R. : Je pense que l’épisode sur Gérald Darmanin est tout aussi factuel que les autres. Simplement, une attaque contre un policier anonyme paraît moins violente qu’une autre à l’égard d’un ministre que l’on peut remettre. Je revendique par contre, bien sûr, et pour tous mes récits, une part d’émotionnel. Ce portrait était pour moi obligatoire : il est aisé de s’attaquer à la base et au peuple (car les policiers ne constituent pas une élite), beaucoup moins d’aller chercher les responsabilités et les causes. De la même manière que j’avais évoqué Jean-Michel Blanquer dans Cas d’école, il fallait impérativement évoquer Darmanin dans Cas de force majeure pour ne pas tomber dans l’écueil du peuple critiquant le peuple, sous le regard lointain et débonnaire d’un Etat qui cautionne pourtant chaque violence policière.

B. Pour diverses raisons et notamment un vécu personnel, je me suis sentie très proche de Rosalie la libraire, dont la table de « click and collect » est, d’après les policiers, trop éloignée de « 50 centimètres », ce qui lui vaut 135 euros d’amende, des réprimandes ubuesques et des menaces voilées. Rosalie ne représente aucun danger pour la société mais l’attitude des policiers ébranle sa confiance dans les forces de l’ordre. Et, pourtant, ce que vit Rosalie n’est rien en comparaison de ce que subissent les autres personnes évoquées dans l’ouvrage. Est-ce que vous avez d’autres histoires comme celles-ci à venir dans un troisième titre ?

R. Ces petites vexations permanentes, ces dérives discrètes, sont sans doute les plus fréquentes et les plus routinières. Elles constituent une première étape dans le sentiment d’impunité qui conduit aux pires exactions. J’ai reçu énormément de témoignages allant dans ce sens, sans compter mes propres expériences avec la police. Nul doute qu’ils pourront nourrir d’autres histoires à l’avenir.

B. Auriez-vous une question que je ne pose pas mais à laquelle vous souhaiteriez répondre ?

R. Non, mais je vous remercie pour l’intérêt que vous avez porté au livre et au sujet difficile qu’il traite. C’est en installant le sujet dans les esprits que l’on peut espérer voir une évolution dans le rapport de la police à la population.

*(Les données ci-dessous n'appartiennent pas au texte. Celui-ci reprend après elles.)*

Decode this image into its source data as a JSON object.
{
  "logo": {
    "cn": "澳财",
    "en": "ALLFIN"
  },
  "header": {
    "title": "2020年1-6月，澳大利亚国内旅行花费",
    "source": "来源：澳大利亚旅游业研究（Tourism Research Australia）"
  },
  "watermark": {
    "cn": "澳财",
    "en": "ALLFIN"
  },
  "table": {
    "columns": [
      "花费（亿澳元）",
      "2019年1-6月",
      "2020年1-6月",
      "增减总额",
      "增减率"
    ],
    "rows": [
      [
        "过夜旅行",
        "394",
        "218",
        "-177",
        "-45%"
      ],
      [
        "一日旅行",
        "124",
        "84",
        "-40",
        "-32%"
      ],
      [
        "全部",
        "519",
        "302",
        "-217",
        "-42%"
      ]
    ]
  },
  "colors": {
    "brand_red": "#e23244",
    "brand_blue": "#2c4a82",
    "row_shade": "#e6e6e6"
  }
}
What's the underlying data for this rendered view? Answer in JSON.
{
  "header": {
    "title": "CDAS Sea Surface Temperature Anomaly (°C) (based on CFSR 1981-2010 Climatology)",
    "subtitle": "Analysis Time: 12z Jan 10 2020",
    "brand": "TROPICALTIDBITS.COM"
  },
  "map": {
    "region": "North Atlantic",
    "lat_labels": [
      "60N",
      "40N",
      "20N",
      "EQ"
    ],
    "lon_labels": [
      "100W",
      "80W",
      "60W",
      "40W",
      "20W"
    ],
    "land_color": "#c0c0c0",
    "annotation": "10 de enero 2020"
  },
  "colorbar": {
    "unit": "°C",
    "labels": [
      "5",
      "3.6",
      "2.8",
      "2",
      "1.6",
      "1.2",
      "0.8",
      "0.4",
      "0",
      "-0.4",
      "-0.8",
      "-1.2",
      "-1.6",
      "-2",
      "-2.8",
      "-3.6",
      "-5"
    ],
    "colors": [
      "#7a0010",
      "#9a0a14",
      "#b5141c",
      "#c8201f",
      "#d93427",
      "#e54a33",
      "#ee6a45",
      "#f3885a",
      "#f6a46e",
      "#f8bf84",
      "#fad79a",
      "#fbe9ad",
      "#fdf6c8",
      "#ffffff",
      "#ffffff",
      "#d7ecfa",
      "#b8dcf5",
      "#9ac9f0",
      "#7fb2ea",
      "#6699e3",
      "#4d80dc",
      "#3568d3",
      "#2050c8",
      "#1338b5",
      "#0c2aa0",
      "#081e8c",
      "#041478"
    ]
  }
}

En savoir plus sur Remedium

À lire

Activité conjugaison

Une coquille malencontreuse a été glissée par les graphistes au moment de la mise en page, c’est l’occasion de la faire rechercher par les élèves.

L’avis de Breadcrumb

La BD Cas de force majeure : histoires de violences policières ordinaires est indispensable dans les CDI, les médiathèques et à la maison.

Dès 13 ans

♥♥♥♥♥


N.B. Remedium publie aussi des albums jeunesse aux éditions Des Ronds dans l’O.